The whole to-do is over how a company recognizes revenue when it sells hardware and software that are packaged together. Previously under U.S. GAAP accounting rules, when companies started offering hardware, services, software, and support as a package, "their sales organizations [got] pretty creative on how these things are priced," says Steve Hobbs, a managing director with Protiviti. As the salespeople bundled things, or split them apart, and changed pricing, it became very difficult for the accounting departments to be able to point to a definitive price for products. So under GAAP, they often had to start amortizing hardware and software sales over the period of time they were used. "All of a sudden some companies were letting the accounting rules dictate what they were doing with pricing with respect to their customers," he says.

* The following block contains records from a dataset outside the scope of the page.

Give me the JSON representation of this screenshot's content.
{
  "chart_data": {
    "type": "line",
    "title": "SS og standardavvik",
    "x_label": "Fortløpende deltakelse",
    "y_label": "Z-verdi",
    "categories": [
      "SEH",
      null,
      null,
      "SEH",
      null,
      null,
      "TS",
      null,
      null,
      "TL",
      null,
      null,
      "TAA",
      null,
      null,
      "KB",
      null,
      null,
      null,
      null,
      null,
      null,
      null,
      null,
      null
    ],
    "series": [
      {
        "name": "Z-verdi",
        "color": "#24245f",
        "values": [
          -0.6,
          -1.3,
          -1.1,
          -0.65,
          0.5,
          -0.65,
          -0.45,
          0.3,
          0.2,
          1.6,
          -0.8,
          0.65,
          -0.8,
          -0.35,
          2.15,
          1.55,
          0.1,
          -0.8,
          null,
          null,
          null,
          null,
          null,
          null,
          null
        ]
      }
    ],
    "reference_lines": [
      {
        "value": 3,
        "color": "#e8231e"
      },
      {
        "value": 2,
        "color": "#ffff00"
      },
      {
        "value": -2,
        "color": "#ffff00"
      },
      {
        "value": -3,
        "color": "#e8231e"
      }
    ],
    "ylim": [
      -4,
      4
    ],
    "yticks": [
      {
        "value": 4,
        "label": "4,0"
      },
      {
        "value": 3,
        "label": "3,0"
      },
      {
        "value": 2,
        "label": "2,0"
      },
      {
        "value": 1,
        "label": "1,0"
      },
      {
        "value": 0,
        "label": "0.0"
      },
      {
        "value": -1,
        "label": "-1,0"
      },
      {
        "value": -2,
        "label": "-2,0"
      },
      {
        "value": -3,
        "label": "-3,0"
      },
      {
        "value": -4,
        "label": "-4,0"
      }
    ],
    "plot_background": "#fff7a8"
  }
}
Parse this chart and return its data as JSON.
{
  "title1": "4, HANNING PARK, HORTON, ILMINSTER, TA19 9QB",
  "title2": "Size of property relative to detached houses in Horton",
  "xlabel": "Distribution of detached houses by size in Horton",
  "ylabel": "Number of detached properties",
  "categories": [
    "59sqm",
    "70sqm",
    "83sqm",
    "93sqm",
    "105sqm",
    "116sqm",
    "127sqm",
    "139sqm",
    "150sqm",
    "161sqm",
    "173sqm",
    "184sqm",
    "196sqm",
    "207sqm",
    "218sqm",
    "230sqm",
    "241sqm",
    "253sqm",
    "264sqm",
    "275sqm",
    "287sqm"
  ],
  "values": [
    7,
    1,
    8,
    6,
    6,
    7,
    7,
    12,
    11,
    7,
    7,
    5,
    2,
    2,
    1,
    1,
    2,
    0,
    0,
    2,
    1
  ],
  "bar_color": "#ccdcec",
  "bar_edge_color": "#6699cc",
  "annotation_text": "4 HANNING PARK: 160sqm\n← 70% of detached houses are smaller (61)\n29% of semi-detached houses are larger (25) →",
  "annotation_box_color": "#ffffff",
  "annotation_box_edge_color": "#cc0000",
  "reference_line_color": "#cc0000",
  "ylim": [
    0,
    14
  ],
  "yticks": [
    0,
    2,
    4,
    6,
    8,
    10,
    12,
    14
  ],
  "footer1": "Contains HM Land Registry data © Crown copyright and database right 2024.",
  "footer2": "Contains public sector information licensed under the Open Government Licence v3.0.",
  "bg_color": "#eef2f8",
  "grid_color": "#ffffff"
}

The new rules change that, allowing the hardware portion of the sale to be recognized immediately, putting U.S. rules closer to those used in the International Financial Reporting Standards used in most of the rest of the world. But the change can have some unpleasant effects, depending on how a high tech company has designed and sold its products. "If you had two competitors and one had a software only solution and the other had a bundled hardware and software solution, the competitor with the hardware software solution under these rules would get more favorable accounting," says Brian Minnihan, a partner in the technology practice of BDO Seidman.
Suddenly company A with the combined solution can recognize a bigger piece of revenue up front, while software-only company B is forced to continue amortizing the entire amount, so A looks better to investors. Also, the advantage only lasts so long because the lack of delayed recognition of revenue means that money which would have appeared in later quarters suddenly won't be there.
And so the sudden revenue increase for Apple will also level out. But there are other considerations for the company. Apple has been able to hide somewhat behind the revenue recognition rules, with much of the hardware sales relegated to deferred revenue and no one outside of the company sure about how it will be applied. That put Apple at an advantage over its competitors in the smartphone space. Now that obfuscation from regulation largely disappears.